Souvent, avant une émission délicate, je le tirais de ma poche et, afin de me détendre, de gagner en sérénité, je jouais avec. Je le lançais en l’air et le rattrapais. Plusieurs fois de suite. Il ne tombait jamais. Des témoins s’étonnèrent de mon manège. Un marron ? Oui, un marron. Oh, comme c’est drôle ! Je teste mes réflexes. Je me prépare au ping-pong verbal. N’avez-vous pas vu le célèbre film noir de Howard Hawks, Scarface ? Ah, oui, le tueur avec sa pièce de monnaie qu’il lance en l’air et rattrape immanquablement ? C’était George Raft qui jouait le rôle. Inoubliable. Son sourire cynique. Sa désinvolture criminelle. Mon film s’appelle Apostrophes ou Bouillon de culture. Ce n’est pas un film noir. C’est une émission littéraire qui revient chaque semaine, le vendredi soir. Dans l’argot de la presse on désigne cette répétition des événements à la même date ou le même jour sous le nom de marronnier. N’est-il pas logique que je porte sur moi un marron de mon marronnier ?

Mélancolie

Le mot est si beau qu’on voudrait souffrir de mélancolie rien que pour pouvoir la nommer. Combien de fois, chagrin, pessimiste, dans l’état d’abattement que procure une épreuve ou une contrariété, j’ai prononcé le mot de mélancolie, ressentant aussitôt un mieux-être dû à sa musicalité, à son élégance, à sa douce ondulation ? Les romantiques avaient bien compris qu’elle leur laissait assez de gouverne sur eux-mêmes pour en tirer des larmes de plaisir et des poèmes d’anthologie. Car la mélancolie est à la fois le nom d’une dépression et le nom de son antidépresseur.

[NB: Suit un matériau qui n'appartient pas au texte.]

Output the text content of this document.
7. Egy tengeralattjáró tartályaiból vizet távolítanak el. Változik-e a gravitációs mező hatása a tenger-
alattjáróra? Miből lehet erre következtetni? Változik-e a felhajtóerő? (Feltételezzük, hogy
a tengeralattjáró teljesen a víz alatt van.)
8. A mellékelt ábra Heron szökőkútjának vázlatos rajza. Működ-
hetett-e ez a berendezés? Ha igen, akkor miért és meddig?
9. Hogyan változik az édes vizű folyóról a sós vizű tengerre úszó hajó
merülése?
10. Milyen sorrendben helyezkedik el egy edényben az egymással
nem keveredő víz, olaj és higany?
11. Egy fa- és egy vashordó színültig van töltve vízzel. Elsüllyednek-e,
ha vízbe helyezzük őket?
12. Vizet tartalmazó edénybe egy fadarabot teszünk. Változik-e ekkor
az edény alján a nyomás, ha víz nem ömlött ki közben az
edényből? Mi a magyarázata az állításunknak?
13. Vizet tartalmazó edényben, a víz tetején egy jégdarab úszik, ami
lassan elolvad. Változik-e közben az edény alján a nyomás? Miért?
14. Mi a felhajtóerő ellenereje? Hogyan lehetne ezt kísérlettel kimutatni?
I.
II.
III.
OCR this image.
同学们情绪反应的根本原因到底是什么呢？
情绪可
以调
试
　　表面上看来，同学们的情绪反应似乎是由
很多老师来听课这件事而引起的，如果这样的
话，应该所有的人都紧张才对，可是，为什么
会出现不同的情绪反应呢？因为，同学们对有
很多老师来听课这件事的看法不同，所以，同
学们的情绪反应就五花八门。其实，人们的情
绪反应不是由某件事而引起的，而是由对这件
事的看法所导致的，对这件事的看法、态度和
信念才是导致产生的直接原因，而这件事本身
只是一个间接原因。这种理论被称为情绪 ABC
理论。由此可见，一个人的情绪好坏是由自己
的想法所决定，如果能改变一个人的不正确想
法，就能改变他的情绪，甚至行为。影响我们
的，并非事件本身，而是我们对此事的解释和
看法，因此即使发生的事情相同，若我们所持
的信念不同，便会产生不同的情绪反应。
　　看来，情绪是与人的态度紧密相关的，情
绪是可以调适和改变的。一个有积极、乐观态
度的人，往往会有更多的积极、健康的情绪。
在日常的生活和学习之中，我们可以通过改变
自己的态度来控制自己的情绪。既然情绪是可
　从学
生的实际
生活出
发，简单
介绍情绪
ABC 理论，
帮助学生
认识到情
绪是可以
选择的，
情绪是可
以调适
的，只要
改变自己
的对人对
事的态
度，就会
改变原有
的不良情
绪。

Le jazz est la musique de la mélancolie. Le flamenco est trop sonore, le fado trop sombre, le tango trop agité. De la musique nègre monte une douleur sereine, une plainte allègre. Dans Magie noire, Paul Morand évoquait « cette impérieuse mélancolie qui sort des saxophones ». Des trompettes aussi. Des clarinettes et même des banjos. Le blues est si magnétique qu’à la longue il nous arrache au blues, comme les chœurs des negro-spirituals nous arrachent aux souffrances de la terre.